Not Dead Yet

Not Dead Yet

A rom-com novel adaptation that doesn’t know what to do with its ghostly twist


TV Show

United States of America
Angela Elayne Gibbs, Gina Rodriguez, Hannah Simone
22 min


Nell should write about me, I'm bored to death.

What it's about

After the end of her relationship, Nell Serrano (Gina Rodriguez) relocates back to the US and tries to revive her career through her old role as a newspaper reporter. Stuck in the obituary section, Serrano hopes for a better role as she’s haunted by the ghost of her obit’s subject.

The take

While based on a rom-com novel, Not Dead Yet adapts it with a supernatural twist… And proceeds to forget about it.
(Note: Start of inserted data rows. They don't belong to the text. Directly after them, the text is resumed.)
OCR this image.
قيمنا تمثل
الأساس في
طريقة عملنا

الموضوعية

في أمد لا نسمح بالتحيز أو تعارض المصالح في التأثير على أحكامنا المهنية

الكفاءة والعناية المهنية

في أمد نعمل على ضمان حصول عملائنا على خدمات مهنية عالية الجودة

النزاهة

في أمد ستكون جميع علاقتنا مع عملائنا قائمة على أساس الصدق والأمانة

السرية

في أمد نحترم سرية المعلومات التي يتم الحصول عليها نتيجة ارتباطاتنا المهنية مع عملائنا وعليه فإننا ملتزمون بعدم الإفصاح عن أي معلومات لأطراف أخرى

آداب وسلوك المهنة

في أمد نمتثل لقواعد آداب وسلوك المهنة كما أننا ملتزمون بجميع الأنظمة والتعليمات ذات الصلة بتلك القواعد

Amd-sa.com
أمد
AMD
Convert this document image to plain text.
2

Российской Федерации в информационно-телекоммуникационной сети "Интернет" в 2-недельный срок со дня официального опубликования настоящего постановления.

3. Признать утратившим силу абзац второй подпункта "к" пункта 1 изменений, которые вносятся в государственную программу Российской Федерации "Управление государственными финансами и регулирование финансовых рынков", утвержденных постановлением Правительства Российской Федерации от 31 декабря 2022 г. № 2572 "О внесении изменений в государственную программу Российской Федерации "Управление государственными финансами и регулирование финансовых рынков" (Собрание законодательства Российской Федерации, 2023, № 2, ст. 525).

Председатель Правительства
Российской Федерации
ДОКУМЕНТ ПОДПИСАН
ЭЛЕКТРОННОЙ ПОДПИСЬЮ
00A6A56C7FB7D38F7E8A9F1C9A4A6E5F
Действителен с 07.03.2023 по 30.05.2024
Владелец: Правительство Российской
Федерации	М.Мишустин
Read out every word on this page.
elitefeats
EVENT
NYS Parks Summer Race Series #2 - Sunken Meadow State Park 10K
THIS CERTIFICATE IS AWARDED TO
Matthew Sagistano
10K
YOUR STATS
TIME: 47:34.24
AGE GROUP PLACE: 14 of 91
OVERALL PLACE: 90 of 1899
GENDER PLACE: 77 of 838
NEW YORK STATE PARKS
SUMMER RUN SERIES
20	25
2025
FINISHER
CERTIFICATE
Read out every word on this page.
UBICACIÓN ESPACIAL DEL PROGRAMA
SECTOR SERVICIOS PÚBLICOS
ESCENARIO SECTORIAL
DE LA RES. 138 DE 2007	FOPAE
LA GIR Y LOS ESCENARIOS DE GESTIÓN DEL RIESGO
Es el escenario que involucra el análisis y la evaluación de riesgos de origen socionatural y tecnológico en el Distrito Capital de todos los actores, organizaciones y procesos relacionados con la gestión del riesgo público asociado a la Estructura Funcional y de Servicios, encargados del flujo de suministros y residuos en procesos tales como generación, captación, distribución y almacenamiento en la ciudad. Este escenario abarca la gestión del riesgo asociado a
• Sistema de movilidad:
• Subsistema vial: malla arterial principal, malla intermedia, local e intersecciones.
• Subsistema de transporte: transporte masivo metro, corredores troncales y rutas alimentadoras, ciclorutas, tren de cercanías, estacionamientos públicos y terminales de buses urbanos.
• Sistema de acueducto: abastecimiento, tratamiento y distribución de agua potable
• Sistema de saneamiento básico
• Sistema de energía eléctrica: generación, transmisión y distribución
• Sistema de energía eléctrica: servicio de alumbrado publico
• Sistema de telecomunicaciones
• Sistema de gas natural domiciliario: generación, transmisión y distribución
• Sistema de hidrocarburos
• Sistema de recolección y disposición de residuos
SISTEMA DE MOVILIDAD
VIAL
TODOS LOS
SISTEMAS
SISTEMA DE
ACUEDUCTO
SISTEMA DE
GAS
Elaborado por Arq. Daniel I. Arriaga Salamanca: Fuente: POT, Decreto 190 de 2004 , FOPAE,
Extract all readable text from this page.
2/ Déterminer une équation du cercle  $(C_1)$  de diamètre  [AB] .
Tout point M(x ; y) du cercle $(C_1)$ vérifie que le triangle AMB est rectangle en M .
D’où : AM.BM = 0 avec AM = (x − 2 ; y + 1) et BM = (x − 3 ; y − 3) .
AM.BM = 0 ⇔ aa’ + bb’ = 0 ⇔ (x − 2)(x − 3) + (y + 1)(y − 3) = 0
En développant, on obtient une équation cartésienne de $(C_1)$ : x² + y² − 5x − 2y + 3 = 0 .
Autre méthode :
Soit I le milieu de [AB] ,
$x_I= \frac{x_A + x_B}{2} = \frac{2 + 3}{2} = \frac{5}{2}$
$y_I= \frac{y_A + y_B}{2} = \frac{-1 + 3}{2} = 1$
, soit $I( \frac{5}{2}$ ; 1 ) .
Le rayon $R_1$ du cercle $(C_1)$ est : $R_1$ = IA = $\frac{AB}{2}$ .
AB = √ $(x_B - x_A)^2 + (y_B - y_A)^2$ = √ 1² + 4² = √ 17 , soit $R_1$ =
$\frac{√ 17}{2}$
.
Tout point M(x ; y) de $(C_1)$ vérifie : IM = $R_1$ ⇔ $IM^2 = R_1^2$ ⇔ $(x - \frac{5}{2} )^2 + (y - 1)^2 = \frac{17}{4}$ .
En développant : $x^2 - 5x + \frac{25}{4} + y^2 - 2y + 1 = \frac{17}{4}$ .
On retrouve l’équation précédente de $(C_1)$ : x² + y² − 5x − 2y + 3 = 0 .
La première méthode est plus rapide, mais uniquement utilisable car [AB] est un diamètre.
The book that inspired the series is structured like personal journal entries, with the classic gratitude list, from a forty-year-old writer wanting to restart her life. Unfortunately, the US series removes the confessional vibe, by shoehorning ghosts into the plot. Instead of developing an appreciation for life through interviewing dead people’s loved ones, the ghosts lecture it for her, individually doing so until they disappear when their obit gets published. As a result, lessons aren’t internally realized and the relationships she forms feel hollow. Any dynamic she forms with a fleeting ghost or their loved ones could easily be brushed away in the succeeding episode. In adding the twist, Not Dead Yet fails to juggle its additional ghostly plot line, while also missing the empathy wanted by millennials missing generational markers.

What stands out

When a show’s premise revolves around ghosts and death notices, the expectation would be that the series would have some moments to deal with life, death, or existential crises. This new twist for the adaptation could have added an interesting flair through dark, sardonic humor. Unfortunately, the show doesn’t want to do this. More screen time is dedicated to regular workplace banter, over the show’s supernatural elements. The time when the first ghost appears, Serrano quickly recalls previous ghost-related films, and denies the ghost’s existence, but then drops it to deal with some work issue. In fact, the show seems to be so uninterested in the supernatural, that the ghosts are boring here. While the show itself isn’t the worst thing I’ve ever watched, it’s a shame that the show loses sight of what makes its twist unique in favor of standard sitcom quips.